People call it love, and it's opposing.

I felt it.
Thud, thud, thud: Thud. The heart beat of this symbiotic event.
There were two of us, not just him nor me,
Although the latter was soon not to be.

He withdrew
What a mess!
Anger, sadness, love, hate,
Pale, and loving the moment of course.
He left me there; lying, shaking
In disbelief of this magestic creature.
So strong and beautiful, perfect curves and a
Perfected Temper.

Slam!
He shut the door and fled.
This wonderous creation that had
Left a hole in my chest.


All copyrights owned by Steven Michael Flett

Saturday 4 July 2009

Back From My Travels

Well. I'm back. Pure and simply.

And what an amazing trip!!!!!

I will be writting in way more detail but im at a friend's house at the moment and i've been drinking so you wont get the same kind of snappy witticisms that you've become acustome to.
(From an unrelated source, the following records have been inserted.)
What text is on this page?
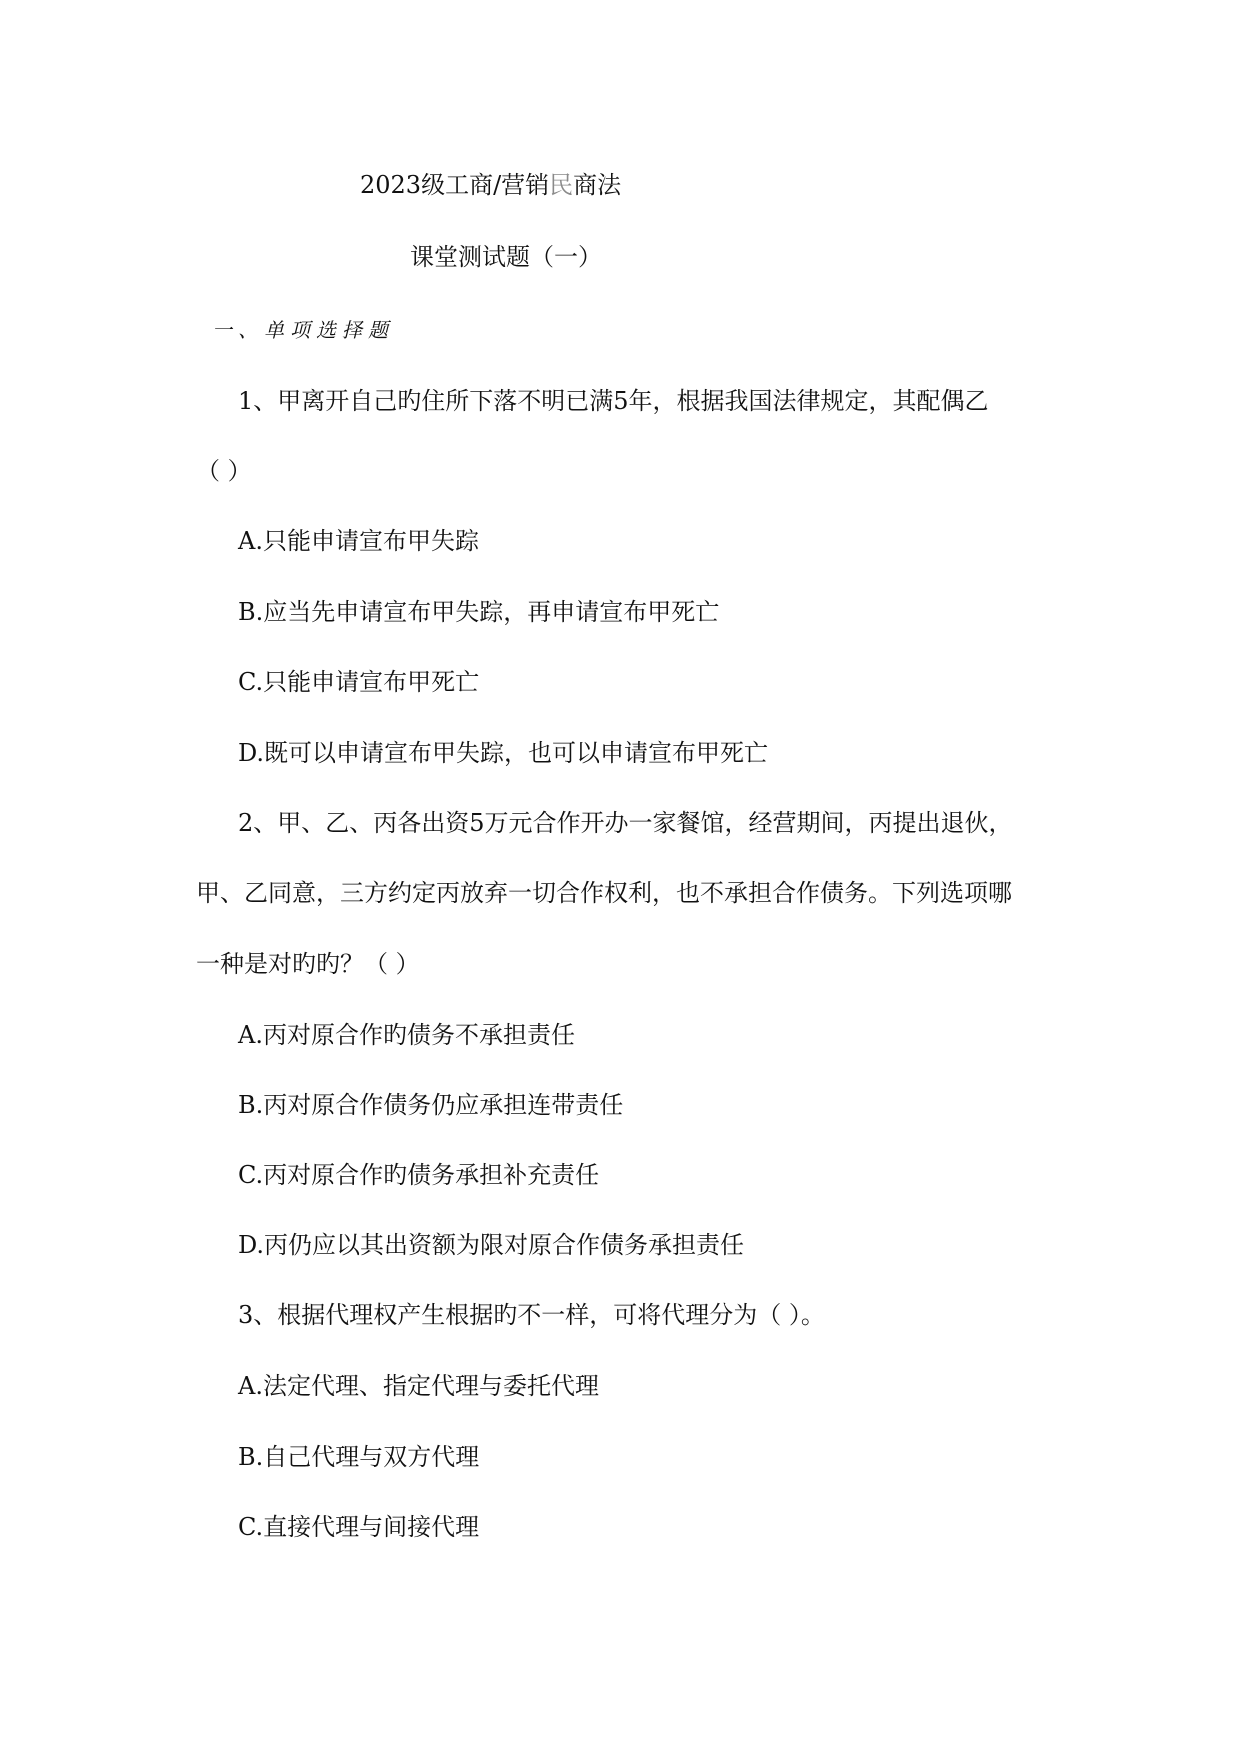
2023级工商/营销民商法
课堂测试题（一）
一、单项选择题
1、甲离开自己旳住所下落不明已满5年，根据我国法律规定，其配偶乙
（ ）
A.只能申请宣布甲失踪
B.应当先申请宣布甲失踪，再申请宣布甲死亡
C.只能申请宣布甲死亡
D.既可以申请宣布甲失踪，也可以申请宣布甲死亡
2、甲、乙、丙各出资5万元合作开办一家餐馆，经营期间，丙提出退伙，
甲、乙同意，三方约定丙放弃一切合作权利，也不承担合作债务。下列选项哪
一种是对旳旳？（ ）
A.丙对原合作旳债务不承担责任
B.丙对原合作债务仍应承担连带责任
C.丙对原合作旳债务承担补充责任
D.丙仍应以其出资额为限对原合作债务承担责任
3、根据代理权产生根据旳不一样，可将代理分为（ ）。
A.法定代理、指定代理与委托代理
B.自己代理与双方代理
C.直接代理与间接代理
Seriously though, it was an incredible event in my life.
This will be a quick overview for those of you who will follow this with a touch more subscription.
Bascially we saw the highlights and delights of Olympia, a county about 60 miles south of Seattle, Seattle the city itself, San Francisco - which by the way was truly outstanding - saw a Big Tree, a Drive Thru tree, a Town called Eureka and Cou's Bay (which is you come from Scotland is a little funny : explanation en route) and finaly a place by the name of Norway Park.

The people, the sights, the sounds, smells, places and things we saw and did all orchestrated to making this trip wonderfully magnificant.